Une discussion spontanée et interactive…
M. Jean-Pierre Sueur. Et participative ! (Sourires.)
Mme la présidente. … de dix minutes au total sera ensuite ouverte sous la forme de questions-réponses de deux minutes maximum par intervention.
I. – Publication des données « passagers » des vols internationaux
Mme la présidente. Sur la publication des données « passagers » des vols internationaux, la parole est à M. Yves Détraigne, au nom de la commission des lois.
M. Yves Détraigne, au nom de la commission des lois constitutionnelles, de législation, du suffrage universel, du règlement et d'administration générale. Madame la présidente, monsieur le secrétaire d’État, mes chers collègues, le 30 mai dernier, le Sénat a adopté la résolution n° 84 sur la proposition de décision-cadre relative à l’utilisation de données des dossiers « passagers », dites PNR, à des fins répressives.

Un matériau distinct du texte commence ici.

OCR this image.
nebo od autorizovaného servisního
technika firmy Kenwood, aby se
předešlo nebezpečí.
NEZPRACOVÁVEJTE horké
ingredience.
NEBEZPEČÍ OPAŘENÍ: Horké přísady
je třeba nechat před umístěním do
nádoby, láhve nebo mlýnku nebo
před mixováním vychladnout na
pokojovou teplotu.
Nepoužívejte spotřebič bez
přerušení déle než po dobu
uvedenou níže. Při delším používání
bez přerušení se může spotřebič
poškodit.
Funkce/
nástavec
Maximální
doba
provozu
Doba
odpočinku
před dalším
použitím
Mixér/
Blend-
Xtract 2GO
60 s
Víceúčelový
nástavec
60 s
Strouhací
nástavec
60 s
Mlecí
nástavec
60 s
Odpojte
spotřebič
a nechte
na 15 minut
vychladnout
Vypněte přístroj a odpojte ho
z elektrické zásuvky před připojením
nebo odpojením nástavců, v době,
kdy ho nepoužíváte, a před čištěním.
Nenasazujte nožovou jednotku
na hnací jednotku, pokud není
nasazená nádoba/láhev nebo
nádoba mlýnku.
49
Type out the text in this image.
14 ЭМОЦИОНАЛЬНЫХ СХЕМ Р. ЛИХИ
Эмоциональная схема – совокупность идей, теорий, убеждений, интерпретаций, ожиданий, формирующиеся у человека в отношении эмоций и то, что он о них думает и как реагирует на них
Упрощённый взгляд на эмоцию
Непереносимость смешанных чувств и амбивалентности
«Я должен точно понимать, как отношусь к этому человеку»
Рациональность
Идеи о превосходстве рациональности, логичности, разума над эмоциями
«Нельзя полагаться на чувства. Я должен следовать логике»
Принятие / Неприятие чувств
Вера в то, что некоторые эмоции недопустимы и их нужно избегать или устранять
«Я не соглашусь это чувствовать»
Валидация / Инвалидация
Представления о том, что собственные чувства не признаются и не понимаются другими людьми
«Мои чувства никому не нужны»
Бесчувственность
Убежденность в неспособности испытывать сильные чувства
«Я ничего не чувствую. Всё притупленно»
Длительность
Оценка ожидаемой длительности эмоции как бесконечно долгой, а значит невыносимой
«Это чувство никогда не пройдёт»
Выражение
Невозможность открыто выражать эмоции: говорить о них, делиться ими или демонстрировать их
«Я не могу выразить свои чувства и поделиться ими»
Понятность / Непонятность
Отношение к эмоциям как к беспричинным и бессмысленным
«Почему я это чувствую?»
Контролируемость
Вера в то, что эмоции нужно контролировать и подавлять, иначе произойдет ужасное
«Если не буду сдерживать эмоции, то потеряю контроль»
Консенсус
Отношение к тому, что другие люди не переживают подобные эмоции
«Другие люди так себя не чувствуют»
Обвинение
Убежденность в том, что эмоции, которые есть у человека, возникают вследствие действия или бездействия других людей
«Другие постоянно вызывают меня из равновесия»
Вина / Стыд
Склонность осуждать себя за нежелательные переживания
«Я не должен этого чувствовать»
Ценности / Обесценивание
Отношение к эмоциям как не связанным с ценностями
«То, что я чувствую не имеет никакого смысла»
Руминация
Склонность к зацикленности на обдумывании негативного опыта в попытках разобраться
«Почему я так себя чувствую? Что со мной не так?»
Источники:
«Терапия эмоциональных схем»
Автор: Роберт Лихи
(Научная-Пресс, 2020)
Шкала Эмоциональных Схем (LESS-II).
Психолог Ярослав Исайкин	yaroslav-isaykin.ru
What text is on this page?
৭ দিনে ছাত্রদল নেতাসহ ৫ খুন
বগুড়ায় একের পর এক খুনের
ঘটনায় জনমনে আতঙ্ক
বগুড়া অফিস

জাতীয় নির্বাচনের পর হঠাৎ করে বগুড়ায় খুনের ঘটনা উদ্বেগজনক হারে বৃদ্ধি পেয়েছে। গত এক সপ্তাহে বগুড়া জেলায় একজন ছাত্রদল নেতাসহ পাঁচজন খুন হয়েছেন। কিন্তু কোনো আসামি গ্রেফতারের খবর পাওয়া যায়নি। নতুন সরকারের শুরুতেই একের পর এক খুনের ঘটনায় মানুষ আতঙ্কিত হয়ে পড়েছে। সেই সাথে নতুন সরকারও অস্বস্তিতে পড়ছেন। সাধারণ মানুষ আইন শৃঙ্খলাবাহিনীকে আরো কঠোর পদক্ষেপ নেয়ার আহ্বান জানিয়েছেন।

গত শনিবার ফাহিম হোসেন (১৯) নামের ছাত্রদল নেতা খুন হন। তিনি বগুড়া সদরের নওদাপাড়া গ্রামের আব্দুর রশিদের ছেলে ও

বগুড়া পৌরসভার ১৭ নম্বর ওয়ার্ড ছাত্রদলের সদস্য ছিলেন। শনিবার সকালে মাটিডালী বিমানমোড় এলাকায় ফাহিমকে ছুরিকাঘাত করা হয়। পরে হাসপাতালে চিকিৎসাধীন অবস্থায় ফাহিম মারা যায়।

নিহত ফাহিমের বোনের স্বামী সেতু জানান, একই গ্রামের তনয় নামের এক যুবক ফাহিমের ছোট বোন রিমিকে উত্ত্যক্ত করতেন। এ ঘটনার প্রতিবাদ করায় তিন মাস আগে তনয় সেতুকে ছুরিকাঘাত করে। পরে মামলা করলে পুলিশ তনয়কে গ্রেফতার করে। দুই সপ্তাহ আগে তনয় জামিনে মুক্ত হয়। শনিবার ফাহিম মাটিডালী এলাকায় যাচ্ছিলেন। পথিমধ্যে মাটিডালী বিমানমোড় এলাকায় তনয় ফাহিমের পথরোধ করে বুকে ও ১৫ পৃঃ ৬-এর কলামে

Cette résolution est le fruit d’une initiative de notre collègue Simon Sutour - il ne peut malheureusement être présent aujourd’hui -, au nom de la commission des affaires européennes.
Étant le premier orateur, je rappellerai que les données dites PNR, pour Passenger Name Record, sont celles qui sont recueillies par les compagnies aériennes et les agences de voyage auprès des passagers à l’occasion de la réservation d’un vol.
Le projet européen de collecte des données PNR à des fins de lutte contre le terrorisme et la criminalité organisée fait naturellement écho au système mis en place par les États-Unis à la suite des attentats de 2001. La création de ce système a d’ailleurs donné lieu à d’âpres négociations entre l’Union européenne et les États-Unis pour définir les conditions dans lesquelles les compagnies opérant des vols transatlantiques pouvaient transmettre ces données.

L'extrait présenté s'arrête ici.